Role of alternative splicing in hematopoietic stem cells during development

With the advent and increasing resolution of genome-wide sequencing modalities, alternative splicing (AS) has become an emerging area of interest in normal development and disease (1). Splicing of mRNA transcripts results in the production of a multitude of alternative isoforms from a single genomic locus, dramatically enhancing the diversity of the transcriptome and proteome (2). AS may affect RNA nuclear export and transcript stability, thereby regulating transcript levels. Distinct splicing isoforms may produce functionally equivalent, divergent, or inactive mature proteins (3).

Recently, attention towards characterizing the impact of splicing events during hematopoiesis has intensified, driven in part by the discovery of recurrent splicing factor mutations in myelodysplastic syndromes (MDS), clonal disorders of the hematopoietic stem cell (HSC) (4). The finding that mutations in one of 4 splicing factors occur in nearly 50% of patients has resulted in numerous studies characterizing the roles of AS events during both normal hematopoiesis and disease. By mapping whole-transcriptome splicing in murine HSCs from several high-quality datasets, Goldstein et al. found that the majority (248/322) of HSC-specific genes, including HoxA9, Meis1, Prdm16, and Hlf are expressed as multiple isoforms with similar or divergent functions (5). Previously, Bowman et al. had identified an abundance of unspliced transcripts mapping to DNA binding and RNA processing factors in HSCs, regulated upon HSC activation (6). Similarly, Wong et al. identified a program of widespread intron retention and consequent non-sense mediated decay (NMD) of these transcripts during granulocytic differentiation as a rapid mechanism of post-transcriptional regulation that was conserved between mice and humans (7). Chen et al. compiled a comprehensive “atlas” of transcriptional diversity during human hematopoiesis by sequencing isolated human HSCs and their progeny, mapping gene expression, AS, and novel splice site utilization throughout the hematopoietic hierarchy (8).

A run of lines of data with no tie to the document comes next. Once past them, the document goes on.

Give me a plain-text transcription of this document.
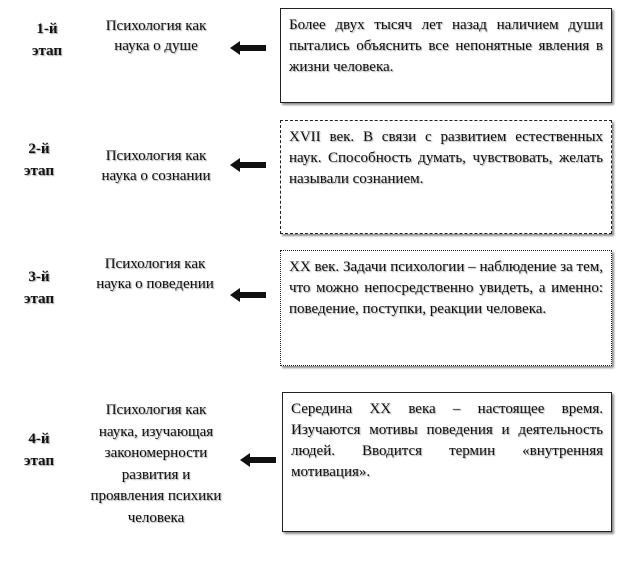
1-й
этап
Психология как наука о душе
Более двух тысяч лет назад наличием души пытались объяснить все непонятные явления в жизни человека.
2-й
этап
Психология как наука о сознании
XVII век. В связи с развитием естественных наук. Способность думать, чувствовать, желать называли сознанием.
3-й
этап
Психология как наука о поведении
XX век. Задачи психологии – наблюдение за тем, что можно непосредственно увидеть, а именно: поведение, поступки, реакции человека.
4-й
этап
Психология как наука, изучающая закономерности развития и проявления психики человека
Середина XX века – настоящее время. Изучаются мотивы поведения и деятельность людей. Вводится термин «внутренняя мотивация».
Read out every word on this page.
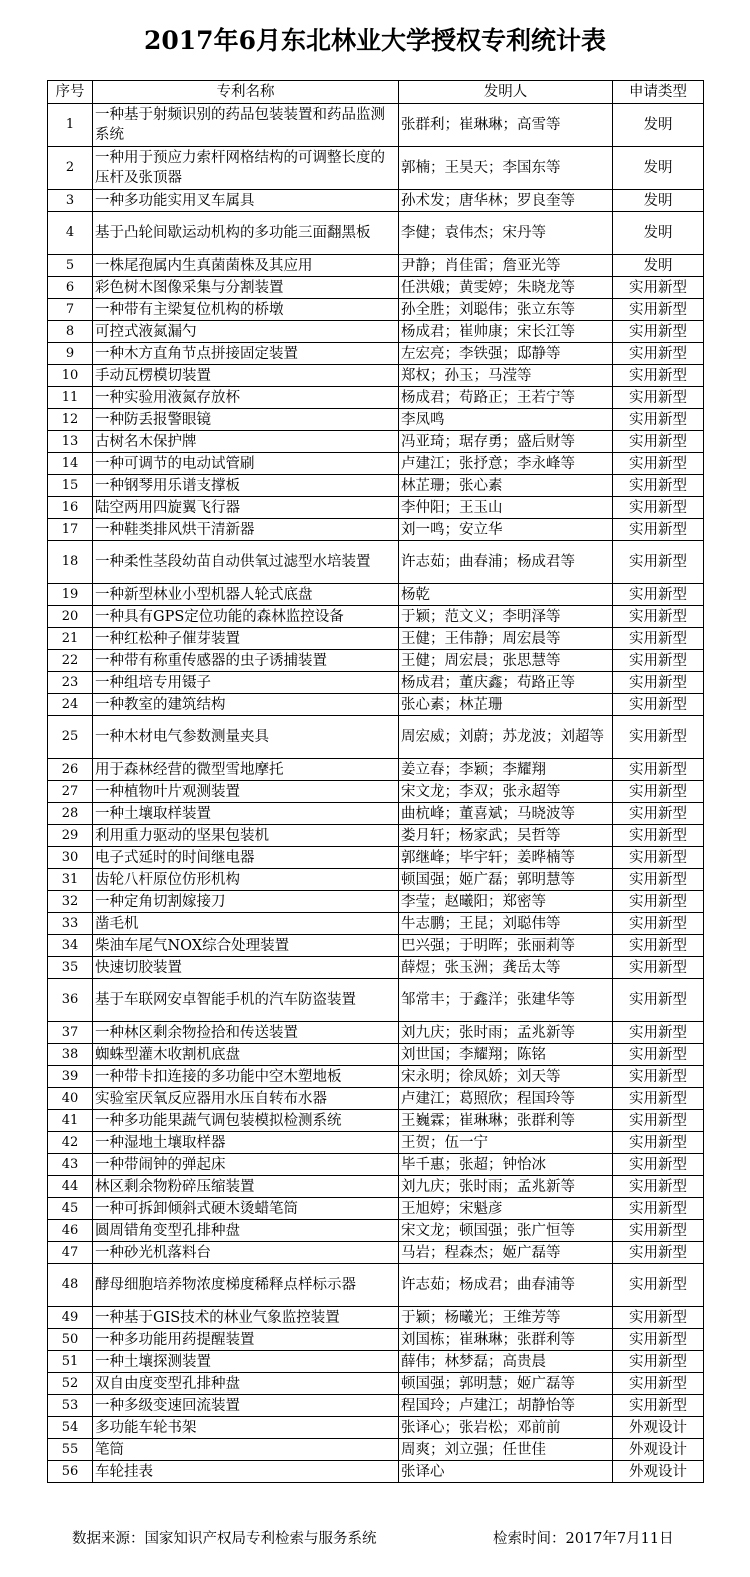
2017年6月东北林业大学授权专利统计表
序号	专利名称	发明人	申请类型
1	一种基于射频识别的药品包装装置和药品监测系统	张群利；崔琳琳；高雪等	发明
2	一种用于预应力索杆网格结构的可调整长度的压杆及张顶器	郭楠；王昊天；李国东等	发明
3	一种多功能实用叉车属具	孙术发；唐华林；罗良奎等	发明
4	基于凸轮间歇运动机构的多功能三面翻黑板	李健；袁伟杰；宋丹等	发明
5	一株尾孢属内生真菌菌株及其应用	尹静；肖佳雷；詹亚光等	发明
6	彩色树木图像采集与分割装置	任洪娥；黄雯婷；朱晓龙等	实用新型
7	一种带有主梁复位机构的桥墩	孙全胜；刘聪伟；张立东等	实用新型
8	可控式液氮漏勺	杨成君；崔帅康；宋长江等	实用新型
9	一种木方直角节点拼接固定装置	左宏亮；李铁强；邸静等	实用新型
10	手动瓦楞模切装置	郑权；孙玉；马滢等	实用新型
11	一种实验用液氮存放杯	杨成君；苟路正；王若宁等	实用新型
12	一种防丢报警眼镜	李凤鸣	实用新型
13	古树名木保护牌	冯亚琦；琚存勇；盛后财等	实用新型
14	一种可调节的电动试管刷	卢建江；张抒意；李永峰等	实用新型
15	一种钢琴用乐谱支撑板	林芷珊；张心素	实用新型
16	陆空两用四旋翼飞行器	李仲阳；王玉山	实用新型
17	一种鞋类排风烘干清新器	刘一鸣；安立华	实用新型
18	一种柔性茎段幼苗自动供氧过滤型水培装置	许志茹；曲春浦；杨成君等	实用新型
19	一种新型林业小型机器人轮式底盘	杨乾	实用新型
20	一种具有GPS定位功能的森林监控设备	于颖；范文义；李明泽等	实用新型
21	一种红松种子催芽装置	王健；王伟静；周宏晨等	实用新型
22	一种带有称重传感器的虫子诱捕装置	王健；周宏晨；张思慧等	实用新型
23	一种组培专用镊子	杨成君；董庆鑫；苟路正等	实用新型
24	一种教室的建筑结构	张心素；林芷珊	实用新型
25	一种木材电气参数测量夹具	周宏威；刘蔚；苏龙波；刘超等	实用新型
26	用于森林经营的微型雪地摩托	姜立春；李颖；李耀翔	实用新型
27	一种植物叶片观测装置	宋文龙；李双；张永超等	实用新型
28	一种土壤取样装置	曲杭峰；董喜斌；马晓波等	实用新型
29	利用重力驱动的坚果包装机	娄月轩；杨家武；吴哲等	实用新型
30	电子式延时的时间继电器	郭继峰；毕宇轩；姜晔楠等	实用新型
31	齿轮八杆原位仿形机构	顿国强；姬广磊；郭明慧等	实用新型
32	一种定角切割嫁接刀	李莹；赵曦阳；郑密等	实用新型
33	凿毛机	牛志鹏；王昆；刘聪伟等	实用新型
34	柴油车尾气NOX综合处理装置	巴兴强；于明晖；张丽莉等	实用新型
35	快速切胶装置	薛煜；张玉洲；龚岳太等	实用新型
36	基于车联网安卓智能手机的汽车防盗装置	邹常丰；于鑫洋；张建华等	实用新型
37	一种林区剩余物捡拾和传送装置	刘九庆；张时雨；孟兆新等	实用新型
38	蜘蛛型灌木收割机底盘	刘世国；李耀翔；陈铭	实用新型
39	一种带卡扣连接的多功能中空木塑地板	宋永明；徐凤娇；刘天等	实用新型
40	实验室厌氧反应器用水压自转布水器	卢建江；葛照欣；程国玲等	实用新型
41	一种多功能果蔬气调包装模拟检测系统	王巍霖；崔琳琳；张群利等	实用新型
42	一种湿地土壤取样器	王贺；伍一宁	实用新型
43	一种带闹钟的弹起床	毕千惠；张超；钟怡冰	实用新型
44	林区剩余物粉碎压缩装置	刘九庆；张时雨；孟兆新等	实用新型
45	一种可拆卸倾斜式硬木烫蜡笔筒	王旭婷；宋魁彦	实用新型
46	圆周错角变型孔排种盘	宋文龙；顿国强；张广恒等	实用新型
47	一种砂光机落料台	马岩；程森杰；姬广磊等	实用新型
48	酵母细胞培养物浓度梯度稀释点样标示器	许志茹；杨成君；曲春浦等	实用新型
49	一种基于GIS技术的林业气象监控装置	于颖；杨曦光；王维芳等	实用新型
50	一种多功能用药提醒装置	刘国栋；崔琳琳；张群利等	实用新型
51	一种土壤探测装置	薛伟；林梦磊；高贵晨	实用新型
52	双自由度变型孔排种盘	顿国强；郭明慧；姬广磊等	实用新型
53	一种多级变速回流装置	程国玲；卢建江；胡静怡等	实用新型
54	多功能车轮书架	张译心；张岩松；邓前前	外观设计
55	笔筒	周爽；刘立强；任世佳	外观设计
56	车轮挂表	张译心	外观设计
数据来源：国家知识产权局专利检索与服务系统	检索时间：2017年7月11日
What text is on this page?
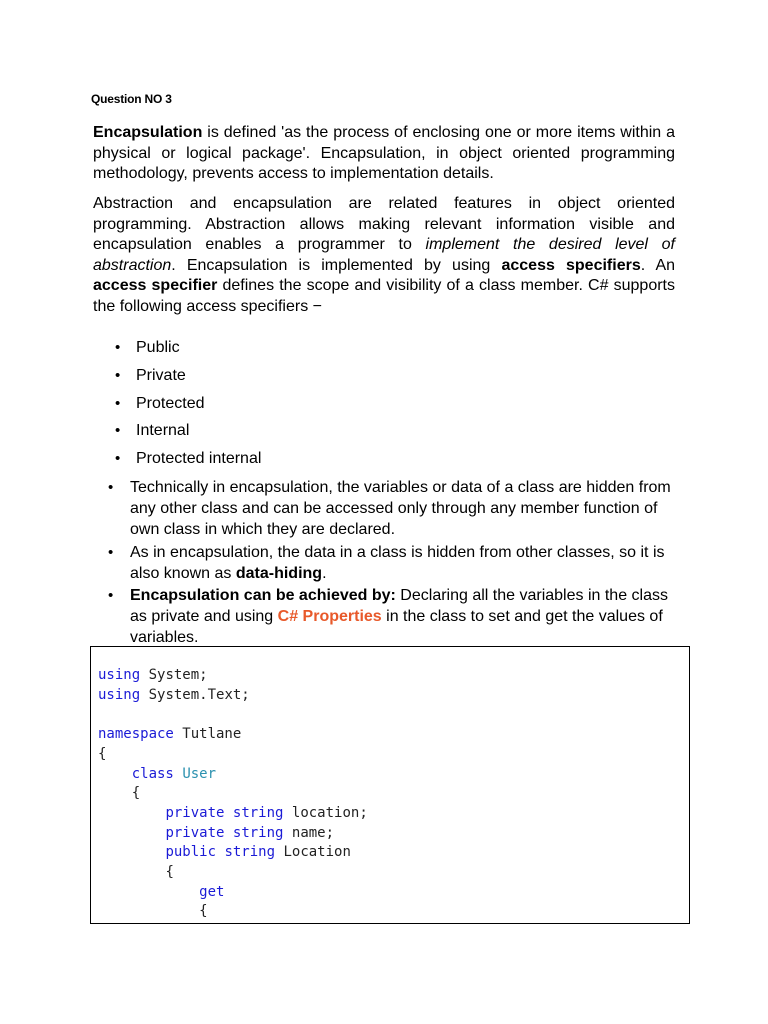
Question NO 3

Encapsulation is defined 'as the process of enclosing one or more items within a physical or logical package'. Encapsulation, in object oriented programming methodology, prevents access to implementation details.

Abstraction and encapsulation are related features in object oriented programming. Abstraction allows making relevant information visible and encapsulation enables a programmer to implement the desired level of abstraction. Encapsulation is implemented by using access specifiers. An access specifier defines the scope and visibility of a class member. C# supports the following access specifiers −

• Public
• Private
• Protected
• Internal
• Protected internal
• Technically in encapsulation, the variables or data of a class are hidden from any other class and can be accessed only through any member function of own class in which they are declared.
• As in encapsulation, the data in a class is hidden from other classes, so it is also known as data-hiding.
• Encapsulation can be achieved by: Declaring all the variables in the class as private and using C# Properties in the class to set and get the values of variables.
using System;
using System.Text;

namespace Tutlane
{
class User
{
private string location;
private string name;
public string Location
{
get
{
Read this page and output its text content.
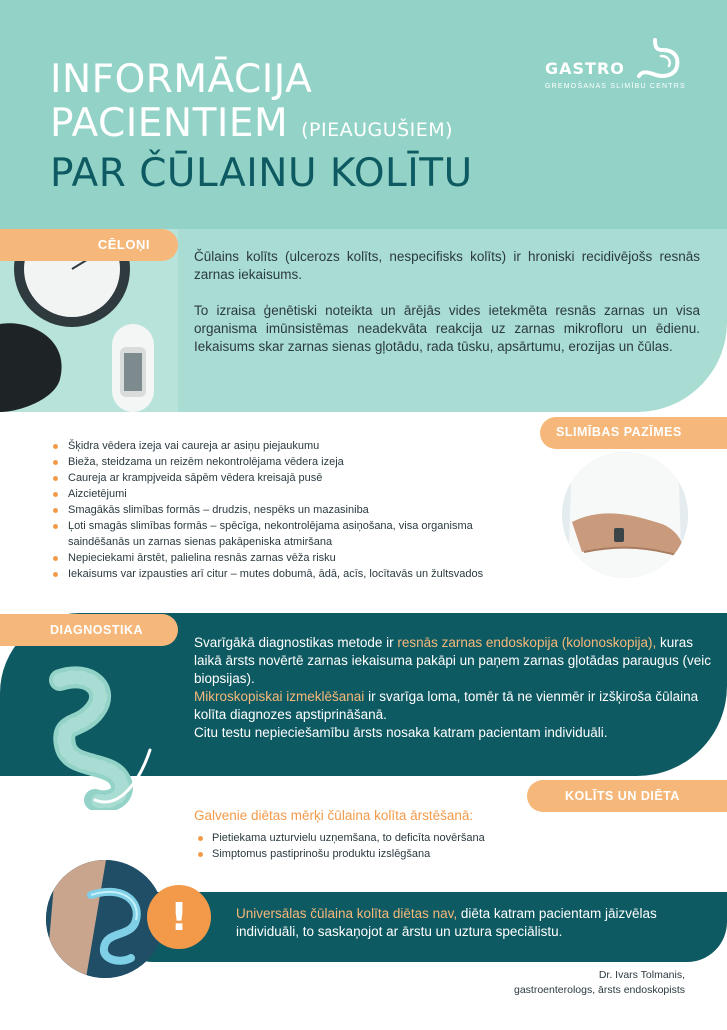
INFORMĀCIJA
PACIENTIEM (PIEAUGUŠIEM)
PAR ČŪLAINU KOLĪTU
GASTRO
GREMOŠANAS SLIMĪBU CENTRS
CĒLOŅI

Čūlains kolīts (ulcerozs kolīts, nespecifisks kolīts) ir hroniski recidivējošs resnās zarnas iekaisums.

To izraisa ģenētiski noteikta un ārējās vides ietekmēta resnās zarnas un visa organisma imūnsistēmas neadekvāta reakcija uz zarnas mikrofloru un ēdienu. Iekaisums skar zarnas sienas gļotādu, rada tūsku, apsārtumu, erozijas un čūlas.

SLIMĪBAS PAZĪMES
Šķidra vēdera izeja vai caureja ar asiņu piejaukumu
Bieža, steidzama un reizēm nekontrolējama vēdera izeja
Caureja ar krampjveida sāpēm vēdera kreisajā pusē
Aizcietējumi
Smagākās slimības formās – drudzis, nespēks un mazasiniba
Ļoti smagās slimības formās – spēcīga, nekontrolējama asiņošana, visa organisma saindēšanās un zarnas sienas pakāpeniska atmiršana
Nepieciekami ārstēt, palielina resnās zarnas vēža risku
Iekaisums var izpausties arī citur – mutes dobumā, ādā, acīs, locītavās un žultsvados
DIAGNOSTIKA
Svarīgākā diagnostikas metode ir resnās zarnas endoskopija (kolonoskopija), kuras laikā ārsts novērtē zarnas iekaisuma pakāpi un paņem zarnas gļotādas paraugus (veic biopsijas).
Mikroskopiskai izmeklēšanai ir svarīga loma, tomēr tā ne vienmēr ir izšķiroša čūlaina kolīta diagnozes apstiprināšanā.
Citu testu nepieciešamību ārsts nosaka katram pacientam individuāli.
KOLĪTS UN DIĒTA
Galvenie diētas mērķi čūlaina kolīta ārstēšanā:
Pietiekama uzturvielu uzņemšana, to deficīta novēršana
Simptomus pastiprinošu produktu izslēgšana
!	Universālas čūlaina kolīta diētas nav, diēta katram pacientam jāizvēlas individuāli, to saskaņojot ar ārstu un uztura speciālistu.
Dr. Ivars Tolmanis,
gastroenterologs, ārsts endoskopists
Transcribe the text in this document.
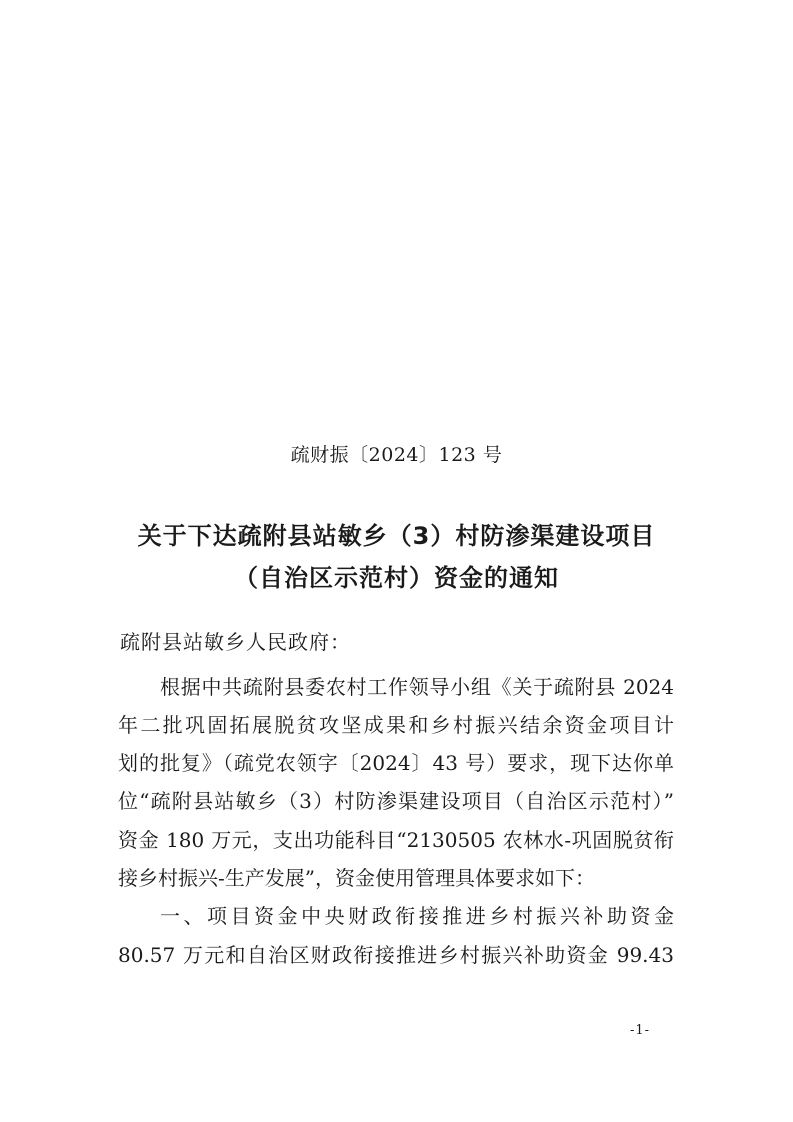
疏财振〔2024〕123 号
关于下达疏附县站敏乡（3）村防渗渠建设项目
（自治区示范村）资金的通知
疏附县站敏乡人民政府：
根据中共疏附县委农村工作领导小组《关于疏附县 2024
年二批巩固拓展脱贫攻坚成果和乡村振兴结余资金项目计
划的批复》（疏党农领字〔2024〕43 号）要求，现下达你单
位“疏附县站敏乡（3）村防渗渠建设项目（自治区示范村）”
资金 180 万元，支出功能科目“2130505 农林水-巩固脱贫衔
接乡村振兴-生产发展”，资金使用管理具体要求如下：
一、项目资金中央财政衔接推进乡村振兴补助资金
80.57 万元和自治区财政衔接推进乡村振兴补助资金 99.43
-1-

Of the approximately 2,000 genes with differential splice site selection between cell types as many as sixty percent were predicted to produce functional protein changes or result in premature stop codons that would slate the transcript for NMD (8). Komeno et al. demonstrated that AS of Runx1 affecting exon 6 resulting in a RUNX1a ortholog unique to human, determines the size of the HSC compartment (9). In MDS and several other cancers AS is co-opted as evident by recurrent splicing factor mutations (4,10-14). While full understanding about how these mutations cause disease is still unclear, key splice events contributing to the disease have been identified. As an example, point mutations in the serine-arginine rich splicing factor 2 (SRSF2), result in inclusion of a poison exon in EZH2 thereby mimicking pathogenic loss of function mutations in EZH2, mutually exclusive with SRSF2 mutations (15).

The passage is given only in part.